本当に就活に役に立ったのかは後述します。
受験資格
甲種危険物取扱者は、残念ながら誰でも受験できるわけではないです。
色々と条件があります。その条件がこちらです。
詳細は以下の出典をご覧ください。
出典: 一般財団法人 消防試験研究センター
ちなみに僕は2番目の
大学等において化学に関する授業科目を15単位以上修得した
の条件で受験しました。
化学に関する単位かどうかは以下をご参照ください。
出典: 一般財団法人 消防試験研究センター 化学の授業科目
基本的に大学で化学専攻の学部2年まで終了していれば条件を満たすだけの単位は取得できていると思います。
確認してみてください。
誰でも受験できるわけではないので条件を要チェック
試験手数料
試験手数料は甲種危険物取扱者の場合、試験料は6,600円(2021.5.1)です。
僕が受けた時(2018年6月)は5,000円だったのでめっちゃ上がってますね。
今後も値上がりするかもしれないので取るなら早めに受けよう!
ちなみに試験に合格したら甲種危険物取扱者の免状(運転免許証みたいなもの)を貰えるのですが、その免状交付手数料に2,900円かかります。
僕は合格した当時免状の交付にお金がかかるなんて知らなかったので非常に驚きました。
自動車免許は免許証を持っていないと意味がないように、甲種危険物取扱者も免状を持っていないと意味がありません。

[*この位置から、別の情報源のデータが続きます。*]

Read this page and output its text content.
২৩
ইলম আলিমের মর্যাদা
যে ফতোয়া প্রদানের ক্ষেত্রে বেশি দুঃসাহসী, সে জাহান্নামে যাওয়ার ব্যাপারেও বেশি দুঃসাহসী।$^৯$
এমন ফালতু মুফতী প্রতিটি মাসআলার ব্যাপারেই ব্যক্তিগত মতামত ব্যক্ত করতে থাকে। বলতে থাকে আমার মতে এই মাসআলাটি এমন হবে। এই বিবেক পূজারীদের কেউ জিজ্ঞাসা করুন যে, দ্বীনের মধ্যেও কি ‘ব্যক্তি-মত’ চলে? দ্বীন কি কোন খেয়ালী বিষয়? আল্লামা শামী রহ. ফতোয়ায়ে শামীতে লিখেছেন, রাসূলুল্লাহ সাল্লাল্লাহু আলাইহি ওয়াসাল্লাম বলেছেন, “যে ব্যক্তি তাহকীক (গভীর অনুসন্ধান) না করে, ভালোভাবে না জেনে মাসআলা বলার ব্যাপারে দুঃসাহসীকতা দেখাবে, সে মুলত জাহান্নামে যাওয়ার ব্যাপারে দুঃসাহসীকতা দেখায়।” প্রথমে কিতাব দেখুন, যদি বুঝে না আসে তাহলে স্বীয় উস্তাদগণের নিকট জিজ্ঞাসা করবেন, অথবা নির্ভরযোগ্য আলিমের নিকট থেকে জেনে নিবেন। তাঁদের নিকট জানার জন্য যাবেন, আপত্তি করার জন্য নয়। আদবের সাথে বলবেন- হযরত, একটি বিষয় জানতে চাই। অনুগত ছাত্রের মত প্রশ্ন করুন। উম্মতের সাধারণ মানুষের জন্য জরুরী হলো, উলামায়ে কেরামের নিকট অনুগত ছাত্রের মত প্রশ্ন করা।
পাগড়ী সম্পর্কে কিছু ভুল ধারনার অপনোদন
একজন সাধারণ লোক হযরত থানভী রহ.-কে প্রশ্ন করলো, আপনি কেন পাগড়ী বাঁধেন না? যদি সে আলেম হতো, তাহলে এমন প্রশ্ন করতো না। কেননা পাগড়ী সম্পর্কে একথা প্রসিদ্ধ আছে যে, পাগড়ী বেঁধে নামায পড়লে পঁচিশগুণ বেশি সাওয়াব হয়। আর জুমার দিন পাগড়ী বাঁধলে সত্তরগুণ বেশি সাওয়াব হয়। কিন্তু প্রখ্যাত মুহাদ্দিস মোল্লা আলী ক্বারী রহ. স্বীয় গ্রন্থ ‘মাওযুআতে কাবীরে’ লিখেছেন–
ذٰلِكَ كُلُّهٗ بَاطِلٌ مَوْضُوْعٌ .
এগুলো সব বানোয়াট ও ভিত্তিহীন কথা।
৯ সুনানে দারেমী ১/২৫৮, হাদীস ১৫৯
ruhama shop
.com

なので結論、甲種危険物取扱者を取得するには6,600+2,900=9,500円必要ということです。
出典: 一般財団法人 消防試験研究センター 試験手数料
受験科目
ようやく甲種危険物取扱者の試験内容についてです。
甲種には
- 危険物に関する法令
- 物理学および化学
- 危険物の性質並びにその火災予防及び消火の方法
の3種類の科目があります。
正直、大学受験でセンター試験や共通テストを経験してきた人なら「物理学および化学」は苦労することはないでしょう。
センター試験や共通テストの基礎的な問題と同じぐらいのレベルです。
そこまで勉強しないでも何とかなるでしょう。
問題は
危険物に関する法令
危険物の性質並びにその火災予防及び消火の方法
この2つです。
おそらく知っている内容は無いので一から勉強しなければいけません。
しかも、計算して答えが出るようなものではなく、基本的に暗記科目です。正直そこまで面白くはないと思います(笑)。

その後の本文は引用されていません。